Chaos in Death (In Death #33.5)(26)



“Hmm? Sorry.” She jumped down. “Pops out,” she continued. “Maybe gets into his gear here. Lockers, bathroom. Sweepers could find traces of the makeup. Would he be stupid enough to leave something in a locker?”

“Shall I open them?”

“When we get a warrant.”

“Stickler,” he said and made her smile.

“I could claim they’re part of the crime scene, which they are, so the PA could probably hold that line. But a defense attorney would make noises, so a warrant keeps it clean.”

She set her hands on her hips, turned a slow circle. “Was he meeting Billingsly here? In it together, there’s a disagreement, death ensues. I don’t like it.

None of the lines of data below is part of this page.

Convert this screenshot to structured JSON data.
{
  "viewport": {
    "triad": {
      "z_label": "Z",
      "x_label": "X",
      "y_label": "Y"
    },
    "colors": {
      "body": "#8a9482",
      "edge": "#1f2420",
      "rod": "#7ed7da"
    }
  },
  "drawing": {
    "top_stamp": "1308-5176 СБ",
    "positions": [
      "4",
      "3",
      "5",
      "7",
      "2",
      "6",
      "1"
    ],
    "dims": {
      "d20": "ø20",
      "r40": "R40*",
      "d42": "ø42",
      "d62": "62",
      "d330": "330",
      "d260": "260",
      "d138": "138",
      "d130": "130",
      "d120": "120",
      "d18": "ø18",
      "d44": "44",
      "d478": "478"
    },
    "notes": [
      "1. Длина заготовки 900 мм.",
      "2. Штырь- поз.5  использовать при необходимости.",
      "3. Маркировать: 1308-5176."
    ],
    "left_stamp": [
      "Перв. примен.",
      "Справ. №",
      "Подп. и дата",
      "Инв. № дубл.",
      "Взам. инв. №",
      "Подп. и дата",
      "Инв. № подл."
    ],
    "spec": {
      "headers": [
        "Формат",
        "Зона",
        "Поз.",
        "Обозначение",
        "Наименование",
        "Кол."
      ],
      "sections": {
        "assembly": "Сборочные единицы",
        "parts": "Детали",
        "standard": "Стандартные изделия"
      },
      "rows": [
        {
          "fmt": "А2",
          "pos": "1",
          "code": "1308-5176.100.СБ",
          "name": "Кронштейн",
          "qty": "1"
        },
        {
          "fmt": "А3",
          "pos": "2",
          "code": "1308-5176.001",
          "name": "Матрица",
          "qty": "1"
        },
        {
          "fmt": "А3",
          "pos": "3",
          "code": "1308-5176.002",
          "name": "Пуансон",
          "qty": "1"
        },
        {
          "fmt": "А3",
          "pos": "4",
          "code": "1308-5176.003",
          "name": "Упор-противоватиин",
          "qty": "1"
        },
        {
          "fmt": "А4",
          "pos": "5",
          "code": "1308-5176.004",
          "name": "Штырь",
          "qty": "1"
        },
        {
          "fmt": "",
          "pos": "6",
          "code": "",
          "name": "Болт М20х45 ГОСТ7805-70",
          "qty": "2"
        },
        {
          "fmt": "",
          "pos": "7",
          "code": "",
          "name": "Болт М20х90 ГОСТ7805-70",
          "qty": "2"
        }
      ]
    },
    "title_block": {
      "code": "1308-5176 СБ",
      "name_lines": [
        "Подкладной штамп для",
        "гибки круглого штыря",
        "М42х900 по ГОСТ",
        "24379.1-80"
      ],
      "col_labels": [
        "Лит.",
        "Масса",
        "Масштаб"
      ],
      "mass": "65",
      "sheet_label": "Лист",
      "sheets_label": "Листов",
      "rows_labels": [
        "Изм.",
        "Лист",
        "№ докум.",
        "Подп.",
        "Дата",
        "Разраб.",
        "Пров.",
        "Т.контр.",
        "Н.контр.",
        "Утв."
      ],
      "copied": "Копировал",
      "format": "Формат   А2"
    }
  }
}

This guy works alone. Billingsly got nosy, then got dead. The killer wasn’t expecting company. He came in for the serum, and he got it. Billingsly’s a bonus round.”

“Why didn’t he go out the way he came in?”

“Too hyped up from the kill to care,” she concluded. “By then, leaving where he’d be caught on disc—if he thought of it—just added some fun. Look at me!”

Peabody came to the doorway. “I tagged Cher Reo,” she said, speaking of the APA. “She was about to call me a very bad name, but I showed her the body.”

“Good thinking,” Eve told her.

“She’s all over the warrant.”

“Okay. When the morgue gets here, I want the skin sent to the lab ASAP. I want that DNA the same way. I need something for a bribe. Something really good,” she told Roarke. “For Dickhead.”

Chief Lab Tech Dick Berenski wouldn’t drag himself to work in the middle of the night for less than a first-class bribe.

“Two tickets, skybox, first game of the World Series, with locker-room passes.”

“Excellent, but we’re still in play-offs.”

“Wherever it is—transpo included.”

“Nice. I’ll start with one, let him squeeze me for the second ticket—which he will. I’ll tag him on the way to Security. I want to see those discs. Peabody, wait for the morgue and the sweepers. I want that skin hand-carried to the lab. And I want to know as soon as the warrant comes through.”

In Security, Eve studied the screen, the movement, the face. She ordered magnification, ordered freeze, replay.

“Gotta be a new strain of Zeus, or something like it. Along with some serious prosthetics. Nothing’s quite right about him. It’s almost as if his whole body’s disjointed.”

She magnified again to study the hands. Gloved, she noted, with long, sharp nails slicing through the tips. Then went back to the face.

“He couldn’t have taken those bites out of the vic wearing that gear. So he didn’t put it on until after the kill. Or he can manipulate it, because the bites had puncture marks like those pointed incisors he’s got. What is his deal?”

“Totally freak show,” was McNab’s opinion.

Eve glanced at the e-man, and Peabody’s cohab. He wore his long blond hair in a tail secured with silver rings that matched the half dozen hanging from his earlobe. His skinny frame vibrated with color from the many pocketed baggies in Day-Glo orange that picked up the zigs in his shirt.

The zags were nuclear blue.

“You’re wearing that getup and talking freak show.”

He grinned. “Easy to find these pants in the dark.”

“It’d be easy to spot them on Mars in the night sky with the naked eye.”

“They blind the bad guys,” he claimed, still grinning. “Anyway, Dallas, it looks real. This guy, I mean. He looks real.”

“Nothing about this guy looks real,” she corrected. “I want you to take this in to EDD for a full anal.”

She looked down at her com when it signaled. “Warrant’s in. Let’s open those lockers.”

“You’re not going to like this,” Roarke said as they walked back. “But I agree with McNab.”

“Yeah, I figure those pants could blind somebody if they stared at them too long.”

“Something I try to avoid. I also have to agree with him that your killer doesn’t look as if he’s wearing a disguise.”

“Because it’s a combination. Disguise and some kind of powerful drug.”

“How does he blink?”

That put a hitch in her stride. “What?”

“If his eyes aren’t real, if he’s using devices for the size, the shape, how does he blink? He looked directly at the security camera at several points, and his eyelids closed and opened. He smiled, if you can call it that. His jaw shifted, his mouth turned up. And we both saw him contort his body in impossible ways, and move at considerable speed.”

He did have a damn good eye, she thought.

“If he’s a scientist—and he damn well is—he’s figured out how to devise something, and he’s taking something that boosts his adrenaline. Monsters exist,” she added. “But they’re flesh and blood. They’re human, just like the rest of us. It’s what’s inside them that’s twisted. This guy isn’t some Frankenstein monster.”

“Actually, I was thinking of another classic. Mr. Hyde.”

“You’ve got to lay off those old vids,” she commented, and led the way to the lab.